Several kinds of insects and diseases attack trees and shrubs about now; some are quite serious.
Sycamore anthracnose is favored by cool, wet spring weather. The first visible symptom is the sudden browning of leaves or clusters of leaves. If the weather remains cool and wet, most of the leaves turn brown and fall off. Small twigs are also attacked and killed. In addition to spoiling its attractiveness, the disease weakens the tree so it becomes prey to many other troubles, particularly drought injury. By the time the damage is apparent, it's too late to spray effectively. To prevent large numbers of the spores from carrying over to next spring, rake and burn all leaves and diseased twigs. Fertilizing the tree will help overcome damage.
Scab is the major disease of crab-apples and apples. while others have a lot of resistance. The disease thrives in cool, wet spring weather and is most destructive during rainy periods from the time the buds show color until about four weeks after the petals fall. The foliage, stems and fruit are affected. Damage can be prevented by keeping the expanding buds, leaves and young fruits covered with an effective fungicide, a job for a professional. Probably the best control is to replace the tree with one that has more resistance.

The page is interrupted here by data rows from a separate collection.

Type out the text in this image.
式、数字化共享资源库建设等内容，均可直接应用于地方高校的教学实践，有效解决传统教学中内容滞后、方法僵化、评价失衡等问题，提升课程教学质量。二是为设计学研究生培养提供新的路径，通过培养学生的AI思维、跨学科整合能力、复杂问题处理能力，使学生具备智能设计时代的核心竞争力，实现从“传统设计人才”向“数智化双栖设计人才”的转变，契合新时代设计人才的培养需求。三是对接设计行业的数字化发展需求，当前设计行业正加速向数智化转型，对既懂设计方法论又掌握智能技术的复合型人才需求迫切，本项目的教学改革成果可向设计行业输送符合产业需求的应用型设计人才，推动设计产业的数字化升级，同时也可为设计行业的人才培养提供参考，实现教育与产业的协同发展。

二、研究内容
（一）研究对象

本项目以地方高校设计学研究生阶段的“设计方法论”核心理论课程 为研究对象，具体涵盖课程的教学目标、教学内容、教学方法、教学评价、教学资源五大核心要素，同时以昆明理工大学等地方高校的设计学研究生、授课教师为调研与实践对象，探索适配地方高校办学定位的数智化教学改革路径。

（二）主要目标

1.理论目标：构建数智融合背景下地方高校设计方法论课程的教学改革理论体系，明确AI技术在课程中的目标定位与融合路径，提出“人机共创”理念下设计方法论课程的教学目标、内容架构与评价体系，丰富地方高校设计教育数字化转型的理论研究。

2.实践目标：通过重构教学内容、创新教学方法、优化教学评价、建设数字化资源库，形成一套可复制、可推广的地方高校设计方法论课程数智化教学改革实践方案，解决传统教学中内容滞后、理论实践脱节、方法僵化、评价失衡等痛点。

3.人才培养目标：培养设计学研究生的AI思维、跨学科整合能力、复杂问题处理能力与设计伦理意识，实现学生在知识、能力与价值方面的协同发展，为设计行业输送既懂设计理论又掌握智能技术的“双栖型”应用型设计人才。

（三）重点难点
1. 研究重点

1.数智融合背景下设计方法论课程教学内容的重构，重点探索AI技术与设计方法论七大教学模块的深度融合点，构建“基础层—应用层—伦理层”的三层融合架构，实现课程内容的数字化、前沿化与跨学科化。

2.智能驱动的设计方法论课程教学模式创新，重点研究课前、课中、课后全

Leaf miners are tiny insects that feed between the surfaces of leaves. Look for whitish blotches, or dark grayish to white serpentine mines, or winding trials in the upper surface of infested leaves. Damages foliage may lose its vigor and ultimately be reduced in size, with loss of healthy color. Eggs are laid either in the leaf tissue or on the surface by small flies that vary from 1/32 to 1/16 inches in length. For a week or ten days before egg-laying the females use their ovipositor to puncture the tissue in the upper surface of newly forming leaves, mainly near the edges. Leaves seriously damaged in this manner frequently become stunted and badly distorted. Infested holly leaves may drop to the ground before over-wintering adult leaf miners emerge. It helps to gather up and destroy such leaves. Emergence coincides with development of new leaves. With boxwood and small holly plants it will pay to pick off and destory leaves infested with miners before the flies emerge.
Damage from tent caterpillars has occured since early Colonial times. At intervals of about 10 years the damage is quite serious. After hatching, the caterpillar build their tents - tiny at first, but larger as the caterpillars grow. The best control is to pick and destory the tents while they're small. Spraying with Sevin can be effective while the caterpillars are still quite small.